Robyn L. Smyth, Cristina Sobrino, Jesse Phillips-Kress, Hae-Cheol Kim and Patrick J. Neale

Limnol. Oceanogr., 57(6), 2012, 1602-1618 | DOI: 10.4319/lo.2012.57.6.1602

ABSTRACT: The relationship of photosynthesis (14C incorporation) to ultraviolet (UVR) and photosynthetically active radiation (PAR) was measured over the course of the late-spring to early-summer phytoplankton bloom in the Ross Sea Polynya (Southern Ocean). Experiments were conducted in November 2005 to determine PAR-only photosynthesis–irradiance (P-E) curves, biological weighting functions (BWFs) using a new version of the “photoinhibitron” laboratory spectral incubator, and variation in photosynthesis under high vs. low solar UVR treatments in on-deck incubations.
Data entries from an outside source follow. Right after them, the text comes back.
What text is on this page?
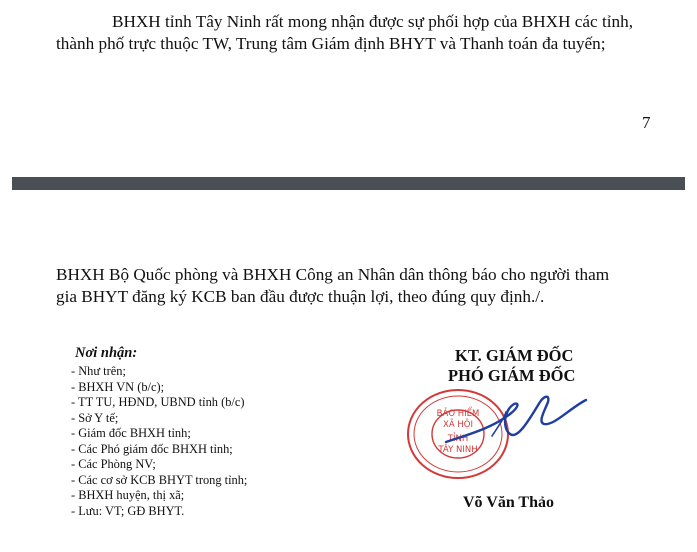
BHXH tỉnh Tây Ninh rất mong nhận được sự phối hợp của BHXH các tỉnh,

thành phố trực thuộc TW, Trung tâm Giám định BHYT và Thanh toán đa tuyến;

7

BHXH Bộ Quốc phòng và BHXH Công an Nhân dân thông báo cho người tham

gia BHYT đăng ký KCB ban đầu được thuận lợi, theo đúng quy định./.

Nơi nhận:
- Như trên;
- BHXH VN (b/c);
- TT TU, HĐND, UBND tỉnh (b/c)
- Sở Y tế;
- Giám đốc BHXH tỉnh;
- Các Phó giám đốc BHXH tỉnh;
- Các Phòng NV;
- Các cơ sở KCB BHYT trong tỉnh;
- BHXH huyện, thị xã;
- Lưu: VT; GĐ BHYT.
KT. GIÁM ĐỐC
PHÓ GIÁM ĐỐC
BẢO HIỂM
XÃ HỘI
TỈNH
TÂY NINH
Võ Văn Thảo
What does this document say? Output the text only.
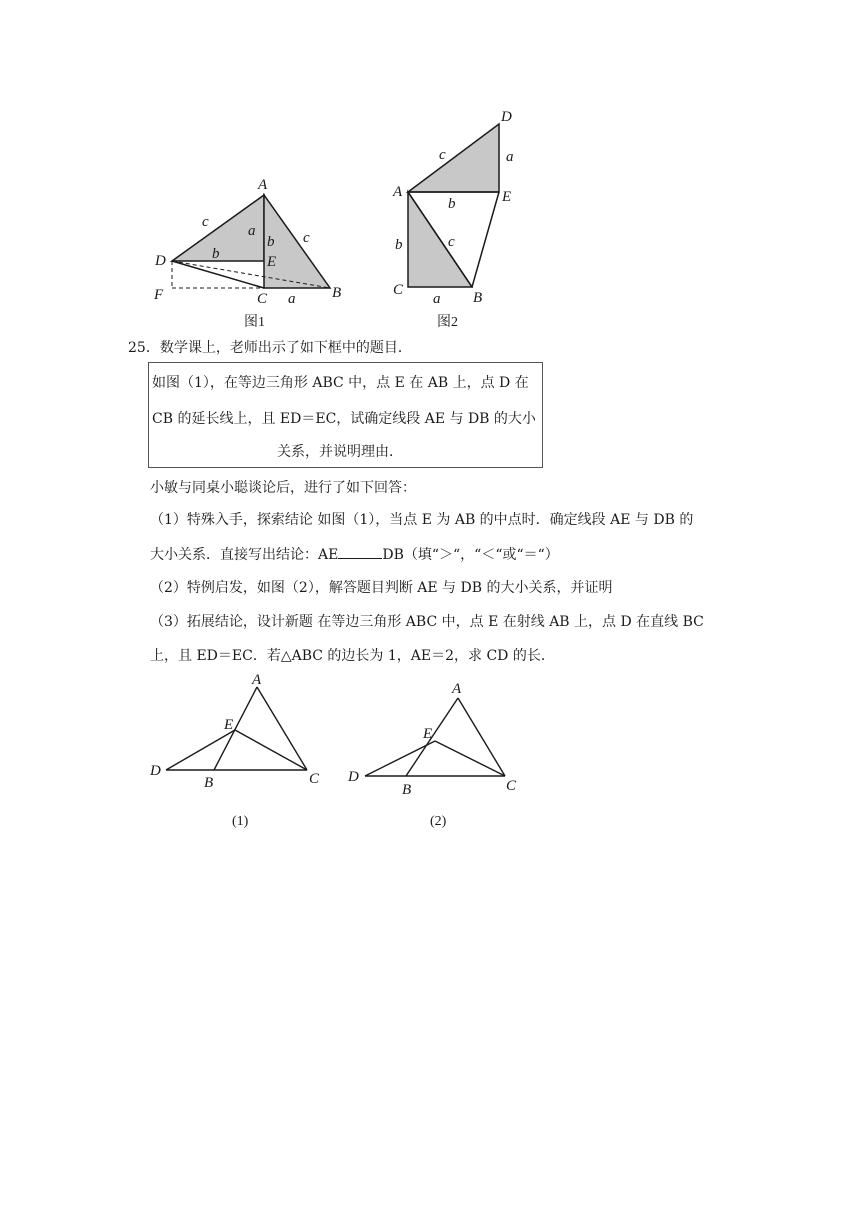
A
B
C
D	E
F
c
a
b
b c
a
图1
A
B
C
D
E
c	a
b
b	c
a
图2
25．数学课上，老师出示了如下框中的题目．
如图（1），在等边三角形 ABC 中，点 E 在 AB 上，点 D 在
CB 的延长线上，且 ED＝EC，试确定线段 AE 与 DB 的大小
关系，并说明理由．
小敏与同桌小聪谈论后，进行了如下回答：
（1）特殊入手，探索结论 如图（1），当点 E 为 AB 的中点时．确定线段 AE 与 DB 的
大小关系．直接写出结论：AE	DB（填“＞“，“＜“或“＝“）
（2）特例启发，如图（2），解答题目判断 AE 与 DB 的大小关系，并证明
（3）拓展结论，设计新题 在等边三角形 ABC 中，点 E 在射线 AB 上，点 D 在直线 BC
上，且 ED＝EC．若△ABC 的边长为 1，AE＝2，求 CD 的长．
A
B	C
D
E
(1)
A
B	C
D
E
(2)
These observations were incorporated into a new spectral model of photosynthetic response to UVR + PAR with time-dependent repair rates. The distinguishing feature of this model is that repair scales with inhibition up to a maximum absolute repair rate (rmax). Once repair is limited at the maximum rate, additional exposure has a more severe inhibitory effect on photosynthesis, consistent with measured exposure response curves. Parameters for the BWFRmax/P-E model were determined for 10 sampling locations ranging from mixed diatom and Phaeocystis antarctica assemblages at the beginning of the bloom to assemblages dominated by P. antarctica at the peak of the bloom. The model explained 86–97% of the measured spectral variation with BWFs severalfold higher (more inhibitory) than those previously measured in the Weddell–Scotia Confluence and coastal waters near the Antarctic Peninsula. Predicted relative productivity (ratio of modeled photosynthesis under high vs. low UVR) was close to observed relative productivity, but absolute photosynthetic rates were higher in the on-deck incubations than in the photoinhibitron.